The person denounced as "traitor" is none other than Prime Minister Brian Mulroney. The article's title and content, however, tell more about the mindset of this author than it does about the Prime Minister. They also explain why this kind of "labour" spokesman is unable to make any kind of positive contribution to preserving Canada as a decent and civilized society.

Let's take a look at Ehring's argument.

His tirade has become standard fare in the radical, left-wing press. It's a style that seems to come naturally to those who divide the world very simplistically into the oppressed and the oppressors. We have heard plenty of harsh denunciations in the labour press about the evils of the present Canadian government and especially of the recent budget brought down by Finance Minister Michael Wilson. Union leaders, from Canadian Labour Congress president Shirley Carr on down, have been unrelenting in their criticism of the Mulroney government, which they have accused of being in league with big business and determined to destroy the labour movement, and, for good measure, the country itself.

Daryl Bean, president of the Public Service Alliance of Canada, called the recent federal budget "insane" and threatened to call a general strike. He said, "Words can't describe the anger and frustration I feel tonight and the absolute contempt I feel for this government. No man in his right mind would do this," and he accused Wilson of being "as sadistic as Saddam Hussein, only in another form." We've heard more of the same from other trade union leaders.

Ehring's article stokes the fire of denunciation even hotter. He compares the policies of the present Mulroney government with the actions of the Quisling government of Norway during the Second World War. Vidkun Quisling betrayed his country to the Nazis and became their puppet prime minister, which earned him the hatred of his countrymen and the distinction that his name has ever since been synonymous with "traitor." Ehring continues:

This brings us, as clever readers already know, to our own lamentable Prime Minister Brian Mulroney, who has systematically and deliberately planned and implemented a scheme to undermine the Canadian way of life and to eventually destroy the country itself.

Ehring proceeds to explain that a country is destroyed when the institutions that bind it together and give it identity are disbanded. To destroy a nation's identity, he writes, you must "take from its people those things that allow them to think of themselves as different from others." He then mentions the sort of institutional identification marks of Canada that the present government is treacherously destroying. They include the free trade agreement with the United States, the debacle of Meech Lake, the gutting of the CBC, the dismantling of VIA Rail, closing rural post offices, the privatization of Air Canada and Petro Canada, and changes in unemployment insurance and old age pension.

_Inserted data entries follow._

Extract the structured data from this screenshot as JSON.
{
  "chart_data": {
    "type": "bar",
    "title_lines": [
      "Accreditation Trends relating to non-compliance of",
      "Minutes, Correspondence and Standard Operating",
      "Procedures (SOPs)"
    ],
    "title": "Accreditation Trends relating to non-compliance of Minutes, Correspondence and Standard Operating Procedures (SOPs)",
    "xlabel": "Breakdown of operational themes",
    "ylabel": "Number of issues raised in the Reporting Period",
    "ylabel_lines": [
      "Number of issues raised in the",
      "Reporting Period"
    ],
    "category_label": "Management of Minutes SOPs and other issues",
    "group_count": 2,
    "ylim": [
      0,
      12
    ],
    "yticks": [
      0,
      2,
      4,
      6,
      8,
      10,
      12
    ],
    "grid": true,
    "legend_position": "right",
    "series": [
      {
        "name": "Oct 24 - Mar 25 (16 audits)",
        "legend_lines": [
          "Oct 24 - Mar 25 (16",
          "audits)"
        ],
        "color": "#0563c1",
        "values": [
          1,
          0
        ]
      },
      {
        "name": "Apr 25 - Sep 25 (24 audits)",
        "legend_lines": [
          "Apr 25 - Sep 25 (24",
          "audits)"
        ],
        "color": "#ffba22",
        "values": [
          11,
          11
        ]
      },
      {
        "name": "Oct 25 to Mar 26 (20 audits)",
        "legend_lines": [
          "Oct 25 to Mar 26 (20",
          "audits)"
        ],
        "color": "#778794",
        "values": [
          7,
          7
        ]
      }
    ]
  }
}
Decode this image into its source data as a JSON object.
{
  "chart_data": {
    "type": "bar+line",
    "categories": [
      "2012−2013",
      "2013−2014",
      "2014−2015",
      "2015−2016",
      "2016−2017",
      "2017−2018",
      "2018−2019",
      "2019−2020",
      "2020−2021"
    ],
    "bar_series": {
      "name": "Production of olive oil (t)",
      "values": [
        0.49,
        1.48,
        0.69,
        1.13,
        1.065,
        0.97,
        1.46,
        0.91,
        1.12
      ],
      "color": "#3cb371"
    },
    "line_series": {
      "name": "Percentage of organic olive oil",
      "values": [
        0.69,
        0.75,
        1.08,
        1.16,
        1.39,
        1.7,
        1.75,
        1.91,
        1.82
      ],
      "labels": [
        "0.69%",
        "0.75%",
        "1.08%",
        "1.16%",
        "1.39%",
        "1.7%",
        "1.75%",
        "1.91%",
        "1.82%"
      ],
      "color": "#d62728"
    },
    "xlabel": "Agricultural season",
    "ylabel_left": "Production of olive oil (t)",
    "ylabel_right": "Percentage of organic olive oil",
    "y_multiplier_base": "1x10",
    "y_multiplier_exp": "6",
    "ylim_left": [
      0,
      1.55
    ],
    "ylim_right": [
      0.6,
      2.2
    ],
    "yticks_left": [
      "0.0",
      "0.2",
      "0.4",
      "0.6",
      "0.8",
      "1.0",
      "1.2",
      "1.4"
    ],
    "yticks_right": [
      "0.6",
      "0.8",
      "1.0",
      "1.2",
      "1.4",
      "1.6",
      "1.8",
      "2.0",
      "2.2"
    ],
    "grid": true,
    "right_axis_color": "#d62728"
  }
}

Ehring sees these government moves as tactics to sell out and destroy Canada so that we will become a satellite of the United States. Ehring concludes:

It's what our Prime Minister has in his tiny mind, regardless of his hypocritical and disgustingly sentimental lies about his love of Canada.

Incidentally, when the Nazis lost the war, Vidkun Quisling tried to escape, was captured, tried for treason and convicted. On October 24, 1945, in the name of the Norwegian people, he was executed.

It takes a while to let the significance of Ehring's argument sink in. It's one thing to honestly disagree with the policies of the Mulroney government. But to describe this government, which is struggling with immensely difficult public policy decisions, in the way Ehring does, and to call our Prime Minister a traitor, is an act of dreadful irresponsibility. It also explains why this kind of labour spokesman deserves nothing but the contempt of all those who truly care for the well-being of this nation.